Commercial voice assistants like Alexa and Siri are amazing tools for productivity and automation but they're also closed-source 'black boxes' with the ability to record everything in your home. Without a way to verify if your voice data is being recorded on their servers, this brings upon concerns for the privacy conscious automation enthusiasts. Our goal is to create a solution which doesn't send your voice data off of your device while also being able a helpful tool for hands-free productivity and automation.
What it does
Randall is a voice assistant which doesn't send your voice data to any server for processing. All the voice recognition is done on-device so your data isn't sent anywhere else, easing concerns for privacy conscious folks.
How we built it
We're using Mozilla's DeepSpeech project as our voice recognition library. This text data is processed by Natural Language Tool Kit and spaCy for tokenization before being sent through our logic to determine what the user wants. If a response is merited, the platform's native text-to-speech is invoked. This pipeline is kept together with Python.
Challenges we ran into
This project is composed of a lot of technologies we have never used before. These include DeepSpeech and NLTK. Learning to implement these technologies as well as wrangling Python to do what we needed proved to be challenges for us. However, the biggest challenge was designing the logic to be able to understand what the user wants.

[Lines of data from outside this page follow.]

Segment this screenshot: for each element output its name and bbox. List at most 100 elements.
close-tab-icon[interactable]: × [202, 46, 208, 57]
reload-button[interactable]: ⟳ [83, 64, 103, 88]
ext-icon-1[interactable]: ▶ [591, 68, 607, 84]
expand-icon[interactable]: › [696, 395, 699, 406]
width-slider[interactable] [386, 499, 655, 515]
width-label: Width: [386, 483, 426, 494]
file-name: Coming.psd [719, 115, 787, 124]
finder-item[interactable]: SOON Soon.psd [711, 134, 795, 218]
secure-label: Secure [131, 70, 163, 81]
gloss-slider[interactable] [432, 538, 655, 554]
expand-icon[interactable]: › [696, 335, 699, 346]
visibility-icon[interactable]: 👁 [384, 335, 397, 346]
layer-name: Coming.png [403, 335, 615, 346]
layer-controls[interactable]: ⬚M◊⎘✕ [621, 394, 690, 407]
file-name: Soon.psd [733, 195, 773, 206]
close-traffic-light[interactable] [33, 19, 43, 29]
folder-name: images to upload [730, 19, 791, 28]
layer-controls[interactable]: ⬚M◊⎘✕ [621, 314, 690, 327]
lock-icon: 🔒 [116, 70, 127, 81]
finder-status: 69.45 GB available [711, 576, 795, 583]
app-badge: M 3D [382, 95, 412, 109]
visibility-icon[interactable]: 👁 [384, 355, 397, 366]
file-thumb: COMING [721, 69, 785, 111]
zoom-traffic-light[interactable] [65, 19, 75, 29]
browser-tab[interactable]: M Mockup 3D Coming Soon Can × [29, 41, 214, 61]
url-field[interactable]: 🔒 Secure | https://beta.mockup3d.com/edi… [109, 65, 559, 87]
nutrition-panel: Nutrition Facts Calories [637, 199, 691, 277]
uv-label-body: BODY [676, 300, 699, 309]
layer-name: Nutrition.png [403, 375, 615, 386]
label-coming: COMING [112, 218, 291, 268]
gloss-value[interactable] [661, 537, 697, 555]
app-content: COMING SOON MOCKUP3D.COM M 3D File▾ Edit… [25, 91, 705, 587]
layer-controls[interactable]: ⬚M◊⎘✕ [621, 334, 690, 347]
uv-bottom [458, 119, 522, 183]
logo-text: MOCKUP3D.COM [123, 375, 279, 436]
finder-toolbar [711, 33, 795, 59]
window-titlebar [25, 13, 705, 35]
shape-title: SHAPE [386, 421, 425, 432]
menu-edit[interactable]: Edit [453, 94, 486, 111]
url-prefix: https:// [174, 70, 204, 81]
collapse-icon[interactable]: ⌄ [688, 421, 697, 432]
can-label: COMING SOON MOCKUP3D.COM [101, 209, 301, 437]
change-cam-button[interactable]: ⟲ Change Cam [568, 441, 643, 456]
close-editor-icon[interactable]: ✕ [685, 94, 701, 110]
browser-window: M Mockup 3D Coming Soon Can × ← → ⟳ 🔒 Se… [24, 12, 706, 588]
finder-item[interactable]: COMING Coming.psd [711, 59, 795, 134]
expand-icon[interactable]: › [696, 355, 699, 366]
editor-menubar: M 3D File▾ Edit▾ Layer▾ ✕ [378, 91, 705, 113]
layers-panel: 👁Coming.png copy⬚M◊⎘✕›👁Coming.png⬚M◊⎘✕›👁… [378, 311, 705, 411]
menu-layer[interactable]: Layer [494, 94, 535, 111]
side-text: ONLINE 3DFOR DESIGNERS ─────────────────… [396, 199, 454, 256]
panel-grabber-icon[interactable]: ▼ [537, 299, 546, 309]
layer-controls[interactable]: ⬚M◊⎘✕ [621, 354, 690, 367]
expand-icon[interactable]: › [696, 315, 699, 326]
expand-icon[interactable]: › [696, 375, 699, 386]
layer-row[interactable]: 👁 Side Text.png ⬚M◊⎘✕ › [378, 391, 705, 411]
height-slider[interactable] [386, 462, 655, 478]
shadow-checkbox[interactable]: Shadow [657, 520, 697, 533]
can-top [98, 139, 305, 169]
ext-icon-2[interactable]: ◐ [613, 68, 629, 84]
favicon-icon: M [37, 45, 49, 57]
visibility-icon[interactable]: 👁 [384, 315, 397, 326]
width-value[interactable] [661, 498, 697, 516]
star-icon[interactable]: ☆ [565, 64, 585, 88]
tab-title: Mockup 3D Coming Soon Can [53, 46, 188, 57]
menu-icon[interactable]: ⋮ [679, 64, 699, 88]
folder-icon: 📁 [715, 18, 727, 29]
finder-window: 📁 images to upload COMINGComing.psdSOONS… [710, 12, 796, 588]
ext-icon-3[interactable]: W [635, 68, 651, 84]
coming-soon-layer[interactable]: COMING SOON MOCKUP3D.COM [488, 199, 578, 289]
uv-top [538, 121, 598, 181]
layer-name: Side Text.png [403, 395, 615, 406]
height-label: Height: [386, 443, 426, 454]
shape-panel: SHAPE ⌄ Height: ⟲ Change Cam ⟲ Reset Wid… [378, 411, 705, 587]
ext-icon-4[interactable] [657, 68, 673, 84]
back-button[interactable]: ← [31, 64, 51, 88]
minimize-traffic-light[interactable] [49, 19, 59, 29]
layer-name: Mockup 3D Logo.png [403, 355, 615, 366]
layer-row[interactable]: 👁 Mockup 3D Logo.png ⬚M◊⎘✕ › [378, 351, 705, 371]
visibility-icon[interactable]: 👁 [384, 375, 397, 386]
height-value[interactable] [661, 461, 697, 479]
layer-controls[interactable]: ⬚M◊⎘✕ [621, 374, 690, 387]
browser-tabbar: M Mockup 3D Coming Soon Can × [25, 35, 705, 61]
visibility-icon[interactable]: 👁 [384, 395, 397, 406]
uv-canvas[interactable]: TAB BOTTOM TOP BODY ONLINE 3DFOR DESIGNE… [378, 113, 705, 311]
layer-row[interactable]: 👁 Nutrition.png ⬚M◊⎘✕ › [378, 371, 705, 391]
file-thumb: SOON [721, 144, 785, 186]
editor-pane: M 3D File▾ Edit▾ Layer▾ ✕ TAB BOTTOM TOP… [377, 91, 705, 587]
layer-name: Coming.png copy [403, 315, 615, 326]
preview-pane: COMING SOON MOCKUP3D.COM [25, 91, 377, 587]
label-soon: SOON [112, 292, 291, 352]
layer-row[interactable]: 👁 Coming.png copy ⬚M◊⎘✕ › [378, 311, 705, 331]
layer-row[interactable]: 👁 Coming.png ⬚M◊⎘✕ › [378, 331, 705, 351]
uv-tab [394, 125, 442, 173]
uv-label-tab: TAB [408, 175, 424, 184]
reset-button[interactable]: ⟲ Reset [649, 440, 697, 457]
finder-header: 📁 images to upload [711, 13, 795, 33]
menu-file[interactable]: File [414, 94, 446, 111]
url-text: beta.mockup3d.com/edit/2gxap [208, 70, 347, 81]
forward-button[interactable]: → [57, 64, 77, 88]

Accomplishments that we're proud of
A functional voice assistant without the use of cloud-based voice recognition APIs is definitely something we're proud of.
What we learned
Since it was our first time working with the speech recognition technologies we used, we had to get familiar with how to use DeepSpeech, a voice-to-text project which uses TensorFlow to map voice data to text, and NLTK, an extremely helpful tool when processing natural language.
What's next for Randall
Randall needs more skills to become even more useful than it is. Using our interface, this can be done without dealing with DeepSpeech or NLTK. Randall could also get better at recognizing speech. This would involve training a new DeepSpeech model to be more accurate. Randall would also be a perfect fit for a discrete hardware product which could be developed using a small single-board computer.